Daldrup defended the airport against any accusations that it was outdated.
“We had a lot of time to deploy the latest technologies at the airport,” he said. “The airport in many respects, on the technical side, has undergone a very severe infrastructure redevelopment process.
“We are probably the safest airport in the world because we were under very strict inspection, after the 2012 disaster.”
But thanks to Covid-19, it will be a while before the systems will be challenged by any significant passenger traffic.
Works with reduced capacity
Brandenburg Airport has a capacity of more than 40 million passengers through Terminal 1, Terminal 5, and Terminal 2 (to open in spring 2021).
However, thanks to the pandemic, it is expected to take only about 11,000 passengers on the first day of operation on November 1 and only 24,000 a week after that.
“Of course Covid’s times are difficult, but in a year or two we will have a lot of passengers here,” Daldrup told CNN. “People will love this new modern international airport.”
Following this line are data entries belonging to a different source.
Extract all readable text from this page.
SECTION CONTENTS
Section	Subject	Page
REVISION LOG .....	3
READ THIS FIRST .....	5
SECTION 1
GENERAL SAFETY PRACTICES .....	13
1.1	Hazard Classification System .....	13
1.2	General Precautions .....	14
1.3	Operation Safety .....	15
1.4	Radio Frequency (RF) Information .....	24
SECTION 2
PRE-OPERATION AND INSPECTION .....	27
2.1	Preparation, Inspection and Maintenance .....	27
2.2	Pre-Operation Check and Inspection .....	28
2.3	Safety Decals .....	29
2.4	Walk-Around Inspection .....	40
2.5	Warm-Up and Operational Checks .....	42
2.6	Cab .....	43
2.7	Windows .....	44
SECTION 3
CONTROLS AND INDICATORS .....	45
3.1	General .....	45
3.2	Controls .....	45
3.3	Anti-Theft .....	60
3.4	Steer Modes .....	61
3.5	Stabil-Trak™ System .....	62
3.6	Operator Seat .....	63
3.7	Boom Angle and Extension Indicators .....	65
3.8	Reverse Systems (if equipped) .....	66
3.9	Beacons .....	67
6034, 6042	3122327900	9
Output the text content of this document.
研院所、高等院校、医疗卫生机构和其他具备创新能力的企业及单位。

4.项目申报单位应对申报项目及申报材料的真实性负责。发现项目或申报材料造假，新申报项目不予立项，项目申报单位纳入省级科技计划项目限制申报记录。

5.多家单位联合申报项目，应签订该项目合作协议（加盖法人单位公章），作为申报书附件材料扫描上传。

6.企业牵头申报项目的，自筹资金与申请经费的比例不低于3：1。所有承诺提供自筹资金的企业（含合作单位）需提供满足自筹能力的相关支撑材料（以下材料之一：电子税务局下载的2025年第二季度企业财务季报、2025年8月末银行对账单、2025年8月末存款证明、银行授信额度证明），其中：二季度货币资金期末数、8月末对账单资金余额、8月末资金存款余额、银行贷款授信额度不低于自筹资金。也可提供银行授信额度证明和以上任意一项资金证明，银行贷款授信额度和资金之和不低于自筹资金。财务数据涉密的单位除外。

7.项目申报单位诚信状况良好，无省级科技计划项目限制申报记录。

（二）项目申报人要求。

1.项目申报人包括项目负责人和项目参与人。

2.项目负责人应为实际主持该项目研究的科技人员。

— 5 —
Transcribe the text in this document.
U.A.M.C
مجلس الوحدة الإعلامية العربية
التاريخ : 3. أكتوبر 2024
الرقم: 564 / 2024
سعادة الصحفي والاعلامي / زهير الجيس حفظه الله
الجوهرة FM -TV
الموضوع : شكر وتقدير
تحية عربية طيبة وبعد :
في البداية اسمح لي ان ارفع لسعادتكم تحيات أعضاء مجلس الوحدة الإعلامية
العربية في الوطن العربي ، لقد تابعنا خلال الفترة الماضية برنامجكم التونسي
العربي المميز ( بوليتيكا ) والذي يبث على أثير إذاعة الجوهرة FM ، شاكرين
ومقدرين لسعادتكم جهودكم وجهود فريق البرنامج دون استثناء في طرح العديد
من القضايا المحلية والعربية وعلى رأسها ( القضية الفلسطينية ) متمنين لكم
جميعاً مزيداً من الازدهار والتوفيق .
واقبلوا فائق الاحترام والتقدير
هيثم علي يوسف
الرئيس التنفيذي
It, along with low-cost airline EasyJet, will be the two largest carriers in BER. That role will be marked on the opening day by two of the airline’s planes performing a parallel landing on the two runways.
“We need help. All the major airlines need help,” Daldrup said. However, he said the airport’s owners gave financial support for the coming years to provide the assistance needed to deal with the crisis.
Signs and marketing are both ready for the 2012 opening.
Adam Berry / Getty Images
“Everyone knows the German capital needs a good infrastructure for international connectivity,” he said. “We want more flights to the United States, to New York, to San Francisco, to Los Angeles, to Philadelphia, to so many great cities.”
Arguing that the global economy depends on the aforementioned connectivity, he added “the airport industry, airports, airlines, are the backbone of our economic recovery.”
Daldrup claimed that the opening of the airport was “a sign of hope.” Lofty ambitions have always been part of the Brandenburg Airport story, so it is perhaps safer to say that it is the end of a very shameful chapter for a country known for its efficiency.
Daldrup confirmed: “There will be no parties.”
Correction: An earlier version of this story said the airport was 10 years behind schedule. This was revised to “almost a decade late.”